Quanto al primo profilo, il ricorrente aveva provato il conferimento del mandato al professionista. Tanto premesso, il Tribunale di Milano ha rigettato l’opposizione perché infondata.

Nessuna responsabilità – ad avviso del giudice meneghino – era addebitabile al professionista, il quale aveva correttamente svolto l’incarico professionale. Al riguardo la Suprema Corte ha precisato che “ove anche risulti provato l’inadempimento del professionista alla propria obbligazione, per negligente svolgimento della prestazione, il danno derivante da eventuali sia omissioni deve ritenersi sussistente solo qualora, sulla scorta di criteri probabilistici, si accerti che, senza quell’omissione, il risultato sarebbe stato conseguito (Cass. n. 22026/04; n. 10966/04; n. 9917/2010).  

Ad ogni modo, l’opponente aveva altresì “denunciato” la clausola “success fee” proposta dall’avvocato al momento del conferimento dell’incarico e da questi pacificamente accettata, per il tramite della moglie.

Ad avviso del cliente tale clausola costituiva patto di quota lite, come tale vietato ai sensi dell’art. 1261 c.c. e quindi, nullo ex art. 1218 c.c.

In proposito la Corte di Cassazione ha evidenziato che (anche prima dell’entrata in vigore della L. n. 246/06) “in tema di compensi professionali, non sussiste il patto di quota lite, vietato dal terzo comma dell’art. 2233 c.c., non solo nel caso di convenzione che preveda il pagamento al difensore sia in caso di vittoria che di esito sfavorevole della causa, di una somma di denaro (anche se in percentuale all’importo, riconosciuto in giudizio alla parte) non in sostituzione, bensì in aggiunta all’onorario, a titolo di premio (cosiddetto palmario), o di compenso straordinario per l’importanza e difficoltà della prestazione professionale, ma anche quando la pattuizione del compenso al professionista, ancorché limitato agli acconti versati, sia sostanzialmente, seppur implicitamente, collegata all’importanza delle prestazioni professionali od al valore della controversia e non in modo totale o prevalente all’esito della lite” (Cass. n. 6519/12). Deve comunque trattarsi di compenso aggiuntivo, non sostitutivo, qualificabile come “palmario”, cioè di premio pattuito in aggiunta al compenso tariffario.

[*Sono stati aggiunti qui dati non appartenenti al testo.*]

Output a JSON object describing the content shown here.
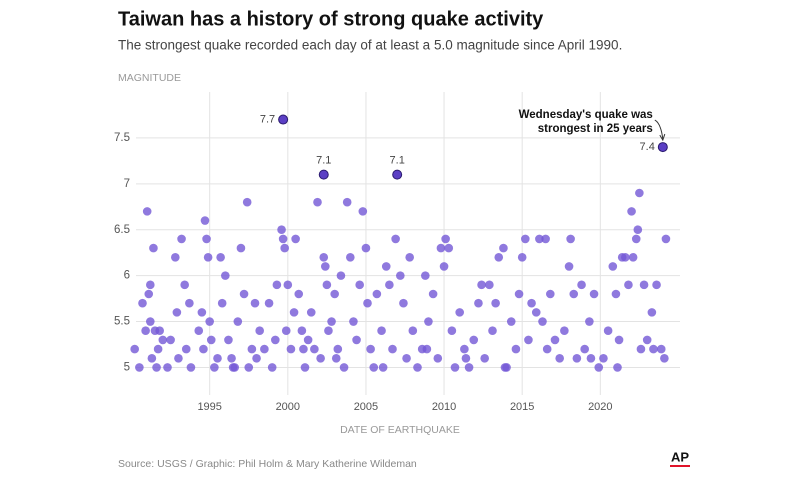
{
  "chart_data": {
    "type": "scatter",
    "title": "Taiwan has a history of strong quake activity",
    "subtitle": "The strongest quake recorded each day of at least a 5.0 magnitude since April 1990.",
    "y_label": "MAGNITUDE",
    "x_label": "DATE OF EARTHQUAKE",
    "source": "Source: USGS / Graphic: Phil Holm & Mary Katherine Wildeman",
    "logo": "AP",
    "annotation": [
      "Wednesday's quake was",
      "strongest in 25 years"
    ],
    "xlim": [
      1989.9,
      2025.1
    ],
    "ylim": [
      4.7,
      8.0
    ],
    "xticks": [
      1995,
      2000,
      2005,
      2010,
      2015,
      2020
    ],
    "yticks": [
      5,
      5.5,
      6,
      6.5,
      7,
      7.5
    ],
    "grid": true,
    "color": "#7357d6",
    "x": [
      1990.2,
      1990.5,
      1990.7,
      1990.9,
      1991.0,
      1991.1,
      1991.2,
      1991.3,
      1991.4,
      1991.5,
      1991.6,
      1991.7,
      1991.2,
      1991.8,
      1992.0,
      1992.3,
      1992.5,
      1992.8,
      1992.9,
      1993.0,
      1993.2,
      1993.4,
      1993.5,
      1993.7,
      1993.8,
      1994.3,
      1994.5,
      1994.6,
      1994.7,
      1994.8,
      1994.9,
      1995.0,
      1995.1,
      1995.3,
      1995.5,
      1995.7,
      1995.8,
      1996.0,
      1996.2,
      1996.4,
      1996.6,
      1996.8,
      1997.0,
      1997.2,
      1997.4,
      1997.5,
      1997.7,
      1997.9,
      1998.2,
      1998.5,
      1998.8,
      1999.0,
      1999.2,
      1999.3,
      1999.6,
      1999.7,
      1999.8,
      1999.9,
      2000.0,
      2000.2,
      2000.4,
      2000.5,
      2000.7,
      2000.9,
      2001.1,
      2001.3,
      2001.5,
      2001.7,
      2001.9,
      2002.1,
      2002.3,
      2002.4,
      2002.5,
      2002.6,
      2002.8,
      2003.0,
      2003.2,
      2003.4,
      2003.6,
      2003.8,
      2004.0,
      2004.2,
      2004.4,
      2004.6,
      2004.8,
      2005.0,
      2005.1,
      2005.3,
      2005.5,
      2005.7,
      2006.0,
      2006.3,
      2006.5,
      2006.7,
      2006.9,
      2007.2,
      2007.4,
      2007.6,
      2007.8,
      2008.0,
      2008.3,
      2008.6,
      2008.8,
      2009.0,
      2009.3,
      2009.6,
      2009.8,
      2010.0,
      2010.1,
      2010.3,
      2010.5,
      2010.7,
      2011.0,
      2011.3,
      2011.6,
      2011.9,
      2012.2,
      2012.4,
      2012.6,
      2012.9,
      2013.1,
      2013.3,
      2013.5,
      2013.8,
      2014.0,
      2014.3,
      2014.6,
      2014.8,
      2015.0,
      2015.2,
      2015.4,
      2015.6,
      2015.9,
      2016.1,
      2016.3,
      2016.5,
      2016.8,
      2017.1,
      2017.4,
      2017.7,
      2018.0,
      2018.1,
      2018.3,
      2018.5,
      2018.8,
      2019.0,
      2019.3,
      2019.6,
      2019.9,
      2020.2,
      2020.5,
      2020.8,
      2021.0,
      2021.2,
      2021.4,
      2021.6,
      2021.8,
      2022.0,
      2022.1,
      2022.3,
      2022.4,
      2022.5,
      2022.6,
      2022.8,
      2023.0,
      2023.3,
      2023.6,
      2023.9,
      2024.2,
      2024.1,
      1996.5,
      1998.0,
      2001.0,
      2003.1,
      2006.1,
      2008.9,
      2011.4,
      2013.9,
      2016.6,
      2019.4,
      2021.1,
      2023.4
    ],
    "values": [
      5.2,
      5.0,
      5.7,
      5.4,
      6.7,
      5.8,
      5.9,
      5.1,
      6.3,
      5.4,
      5.0,
      5.2,
      5.5,
      5.4,
      5.3,
      5.0,
      5.3,
      6.2,
      5.6,
      5.1,
      6.4,
      5.9,
      5.2,
      5.7,
      5.0,
      5.4,
      5.6,
      5.2,
      6.6,
      6.4,
      6.2,
      5.5,
      5.3,
      5.0,
      5.1,
      6.2,
      5.7,
      6.0,
      5.3,
      5.1,
      5.0,
      5.5,
      6.3,
      5.8,
      6.8,
      5.0,
      5.2,
      5.7,
      5.4,
      5.2,
      5.7,
      5.0,
      5.3,
      5.9,
      6.5,
      6.4,
      6.3,
      5.4,
      5.9,
      5.2,
      5.6,
      6.4,
      5.8,
      5.4,
      5.0,
      5.3,
      5.6,
      5.2,
      6.8,
      5.1,
      6.2,
      6.1,
      5.9,
      5.4,
      5.5,
      5.8,
      5.2,
      6.0,
      5.0,
      6.8,
      6.2,
      5.5,
      5.3,
      5.9,
      6.7,
      6.3,
      5.7,
      5.2,
      5.0,
      5.8,
      5.4,
      6.1,
      5.9,
      5.2,
      6.4,
      6.0,
      5.7,
      5.1,
      6.2,
      5.4,
      5.0,
      5.2,
      6.0,
      5.5,
      5.8,
      5.1,
      6.3,
      6.1,
      6.4,
      6.3,
      5.4,
      5.0,
      5.6,
      5.2,
      5.0,
      5.3,
      5.7,
      5.9,
      5.1,
      5.9,
      5.4,
      5.7,
      6.2,
      6.3,
      5.0,
      5.5,
      5.2,
      5.8,
      6.2,
      6.4,
      5.3,
      5.7,
      5.6,
      6.4,
      5.5,
      6.4,
      5.8,
      5.3,
      5.1,
      5.4,
      6.1,
      6.4,
      5.8,
      5.1,
      5.9,
      5.2,
      5.5,
      5.8,
      5.0,
      5.1,
      5.4,
      6.1,
      5.8,
      5.3,
      6.2,
      6.2,
      5.9,
      6.7,
      6.2,
      6.4,
      6.5,
      6.9,
      5.2,
      5.9,
      5.3,
      5.6,
      5.9,
      5.2,
      6.4,
      5.1,
      5.0,
      5.1,
      5.2,
      5.1,
      5.0,
      5.2,
      5.1,
      5.0,
      5.2,
      5.1,
      5.0,
      5.2
    ],
    "highlights": {
      "color": "#5b3fc4",
      "x": [
        1999.7,
        2002.3,
        2007.0,
        2024.0
      ],
      "values": [
        7.7,
        7.1,
        7.1,
        7.4
      ]
    }
  }
}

Peraltro, successivamente le Sezioni Unite si sono espresse nel senso che anche “l’aleatorietà del patto di quota lite non ne impedisce la valutazione di equità ai fini disciplinari, in quanto l’art. 45 del codice deontologico forense, nel testo deliberato il 18 gennaio 2007, vieta l’accordo quotalizio che prevede un compenso sproporzionato per eccesso rispetto alla tariffa di mercato, tenuto conto dei fattori rilevanti, quali il valore e la complessità della lite e la natura del servizio professionale, comprensivo dell’assunzione del rischio”.

La decisione

Ebbene, nel caso in esame, il Tribunale di Milano ha ritenuto che la pretesa azionata dallo studio e dal suo associato non fosse sproporzionata, tenuto conto del valore della controversia, del risultato comunque raggiunto, della quantità e dell’importanza delle prestazioni richieste riguardanti molteplici controversie di diversa natura e oggetto; per queste ragioni il decreto opposto è stato confermato.